The History of Arabian Pearls
The pearl beds in the Persian gulf are among the oldest and most prolific ever known. Individual pearls have been found that date back to at least 7,000 years ago. Pearls were traded extensively in Roman times and the Arab writer, Al Idrisi states that in 1154, Julfar, in Ra’s Al- Khaimah, was already a major pearling centre. By the beginning of the 20th century it was estimated that over 1200 pearling boats operated out of the Trucialj States.
There was huge demand for Arabian pearls in the late 1800s and the Arabian pearl market was worth a staggering £10 million at the beginning of the 1900s. However, the new cultured pearl market and the discovery of oil destroyed pearling the the Arabian gulf and from the 1950s it was all but destroyed. These pearls are sold as Basra pearls now, mostly from the pinctada radiata from Bahrain. Persian Gulf pearls range in colour from white to dark cream and tend to have a yellowish tint.
Oldest Pearl in the World
The oldest natural pearl in the world was unearthed by French researchers at a Neolithic site in Arabia in 2012. Discovered in the United Arab Emirates the pearl was beloved to have originated from between 5547 to 5235 BC. The pearl measures 0.07 inches in diameter.

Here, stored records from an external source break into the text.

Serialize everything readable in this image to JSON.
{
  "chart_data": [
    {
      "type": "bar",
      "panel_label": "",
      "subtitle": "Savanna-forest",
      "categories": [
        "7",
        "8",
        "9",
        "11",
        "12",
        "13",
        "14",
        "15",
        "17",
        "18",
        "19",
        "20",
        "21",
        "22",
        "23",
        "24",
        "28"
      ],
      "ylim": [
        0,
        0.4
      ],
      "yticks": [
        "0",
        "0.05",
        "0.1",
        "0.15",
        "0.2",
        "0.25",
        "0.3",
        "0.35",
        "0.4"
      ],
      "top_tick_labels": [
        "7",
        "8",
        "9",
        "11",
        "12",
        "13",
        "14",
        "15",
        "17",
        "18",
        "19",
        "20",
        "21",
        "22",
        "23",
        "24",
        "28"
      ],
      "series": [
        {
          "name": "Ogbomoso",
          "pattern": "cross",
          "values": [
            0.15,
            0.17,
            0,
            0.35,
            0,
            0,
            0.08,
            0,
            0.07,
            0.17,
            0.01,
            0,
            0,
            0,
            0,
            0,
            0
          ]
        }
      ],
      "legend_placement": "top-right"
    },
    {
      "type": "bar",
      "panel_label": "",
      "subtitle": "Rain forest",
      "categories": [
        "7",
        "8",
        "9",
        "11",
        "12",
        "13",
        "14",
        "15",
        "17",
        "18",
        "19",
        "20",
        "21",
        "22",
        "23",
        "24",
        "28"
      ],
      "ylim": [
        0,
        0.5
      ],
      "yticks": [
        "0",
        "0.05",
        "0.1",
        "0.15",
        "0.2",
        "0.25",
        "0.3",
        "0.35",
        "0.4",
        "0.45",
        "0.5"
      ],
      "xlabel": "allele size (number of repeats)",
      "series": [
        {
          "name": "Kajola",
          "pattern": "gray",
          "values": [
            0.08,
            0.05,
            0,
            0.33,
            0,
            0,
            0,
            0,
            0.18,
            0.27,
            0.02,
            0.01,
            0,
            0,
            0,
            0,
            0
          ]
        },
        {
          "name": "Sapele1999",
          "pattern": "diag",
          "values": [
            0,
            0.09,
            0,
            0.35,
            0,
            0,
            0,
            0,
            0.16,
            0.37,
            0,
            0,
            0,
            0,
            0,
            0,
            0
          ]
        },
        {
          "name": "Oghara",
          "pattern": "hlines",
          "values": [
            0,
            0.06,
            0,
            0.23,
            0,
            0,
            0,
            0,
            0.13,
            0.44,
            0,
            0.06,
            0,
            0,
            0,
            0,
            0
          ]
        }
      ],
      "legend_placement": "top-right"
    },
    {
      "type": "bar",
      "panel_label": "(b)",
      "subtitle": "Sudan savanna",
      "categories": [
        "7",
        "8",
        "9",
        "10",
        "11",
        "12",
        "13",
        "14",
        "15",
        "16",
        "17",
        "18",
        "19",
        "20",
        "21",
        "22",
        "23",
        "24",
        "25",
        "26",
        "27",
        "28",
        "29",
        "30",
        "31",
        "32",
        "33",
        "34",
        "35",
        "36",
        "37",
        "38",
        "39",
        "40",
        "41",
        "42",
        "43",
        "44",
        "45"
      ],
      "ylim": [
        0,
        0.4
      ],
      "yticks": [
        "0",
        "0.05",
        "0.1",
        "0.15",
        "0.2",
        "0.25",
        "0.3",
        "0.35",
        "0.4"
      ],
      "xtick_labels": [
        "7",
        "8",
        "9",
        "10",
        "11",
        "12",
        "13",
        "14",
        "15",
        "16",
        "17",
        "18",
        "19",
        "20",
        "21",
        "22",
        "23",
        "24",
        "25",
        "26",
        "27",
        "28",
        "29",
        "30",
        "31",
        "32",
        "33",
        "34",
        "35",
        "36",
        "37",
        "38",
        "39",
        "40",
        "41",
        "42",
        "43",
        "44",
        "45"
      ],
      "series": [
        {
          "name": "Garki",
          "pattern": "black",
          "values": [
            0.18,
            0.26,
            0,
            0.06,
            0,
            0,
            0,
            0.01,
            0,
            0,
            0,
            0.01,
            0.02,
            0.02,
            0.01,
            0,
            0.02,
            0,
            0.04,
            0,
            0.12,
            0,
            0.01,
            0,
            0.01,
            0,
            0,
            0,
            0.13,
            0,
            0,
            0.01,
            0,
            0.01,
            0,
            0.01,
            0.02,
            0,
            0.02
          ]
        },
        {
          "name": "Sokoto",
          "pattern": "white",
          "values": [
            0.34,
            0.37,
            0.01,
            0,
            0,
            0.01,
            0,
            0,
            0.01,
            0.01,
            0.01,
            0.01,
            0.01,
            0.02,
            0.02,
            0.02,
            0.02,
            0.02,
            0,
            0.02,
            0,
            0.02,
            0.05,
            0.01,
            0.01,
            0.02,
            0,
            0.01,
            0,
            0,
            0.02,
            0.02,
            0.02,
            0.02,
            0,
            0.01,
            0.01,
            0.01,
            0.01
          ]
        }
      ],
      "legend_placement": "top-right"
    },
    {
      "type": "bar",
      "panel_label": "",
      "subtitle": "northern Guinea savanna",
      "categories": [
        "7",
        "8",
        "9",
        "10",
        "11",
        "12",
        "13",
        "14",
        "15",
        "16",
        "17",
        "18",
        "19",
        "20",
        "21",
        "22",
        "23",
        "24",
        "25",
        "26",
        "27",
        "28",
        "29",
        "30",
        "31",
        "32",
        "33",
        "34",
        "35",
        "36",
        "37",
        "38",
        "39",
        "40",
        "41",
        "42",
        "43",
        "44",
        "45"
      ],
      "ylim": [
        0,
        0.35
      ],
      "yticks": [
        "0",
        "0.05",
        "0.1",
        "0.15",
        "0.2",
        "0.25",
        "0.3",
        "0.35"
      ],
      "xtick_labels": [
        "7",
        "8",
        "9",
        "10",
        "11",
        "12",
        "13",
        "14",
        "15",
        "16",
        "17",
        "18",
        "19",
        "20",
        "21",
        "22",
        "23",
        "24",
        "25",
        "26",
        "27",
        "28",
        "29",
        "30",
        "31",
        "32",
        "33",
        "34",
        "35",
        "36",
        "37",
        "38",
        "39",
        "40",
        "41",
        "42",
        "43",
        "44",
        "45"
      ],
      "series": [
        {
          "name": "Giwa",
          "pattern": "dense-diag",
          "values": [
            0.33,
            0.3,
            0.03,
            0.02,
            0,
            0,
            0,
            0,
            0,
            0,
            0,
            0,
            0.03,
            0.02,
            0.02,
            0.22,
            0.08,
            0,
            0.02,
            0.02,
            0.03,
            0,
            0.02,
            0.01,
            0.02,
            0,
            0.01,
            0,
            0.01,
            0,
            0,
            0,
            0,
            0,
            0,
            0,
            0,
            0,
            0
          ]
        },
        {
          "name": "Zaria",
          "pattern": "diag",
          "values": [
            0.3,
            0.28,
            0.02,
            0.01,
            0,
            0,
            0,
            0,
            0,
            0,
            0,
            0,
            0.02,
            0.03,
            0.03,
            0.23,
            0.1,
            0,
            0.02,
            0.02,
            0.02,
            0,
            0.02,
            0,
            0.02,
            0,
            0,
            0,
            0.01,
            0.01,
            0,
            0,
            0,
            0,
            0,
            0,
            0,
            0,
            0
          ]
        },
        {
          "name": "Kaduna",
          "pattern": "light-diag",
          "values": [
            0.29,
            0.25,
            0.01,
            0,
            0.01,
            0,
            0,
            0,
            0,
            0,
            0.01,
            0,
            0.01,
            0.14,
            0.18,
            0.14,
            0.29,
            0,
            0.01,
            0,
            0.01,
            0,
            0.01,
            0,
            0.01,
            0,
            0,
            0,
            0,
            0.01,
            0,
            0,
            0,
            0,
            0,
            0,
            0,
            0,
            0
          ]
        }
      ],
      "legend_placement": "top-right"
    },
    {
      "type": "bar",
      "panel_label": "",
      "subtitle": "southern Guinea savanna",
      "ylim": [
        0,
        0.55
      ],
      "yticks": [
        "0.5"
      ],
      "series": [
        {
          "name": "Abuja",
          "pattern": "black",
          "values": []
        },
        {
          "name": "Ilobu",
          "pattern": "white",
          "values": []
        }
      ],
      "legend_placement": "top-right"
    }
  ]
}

The Revival of Arabian Pearls
Now Arabian Pearl Holdings, a new brand based in Dubai, is trying to revive the mystique of the Arabian Pearl. At its farm in Ras Al-Khaimah, an Emirate about 80 miles north of Dubai, the company cultures pearls with silvery and champagne hues inside the Pinctada Radiata oyster. The company has partnered with several leading designers and will include a tassel style design from Stephen Webster made with 18 carat white gold, black and white diamonds, emeralds and Tahitian and Arabian pearls.
Award winning designer, Ornella Iannuzzi has also worked with the Arabian Pearl Company in Dubai and won two gold awards with her “Uprising Pearl” ring design.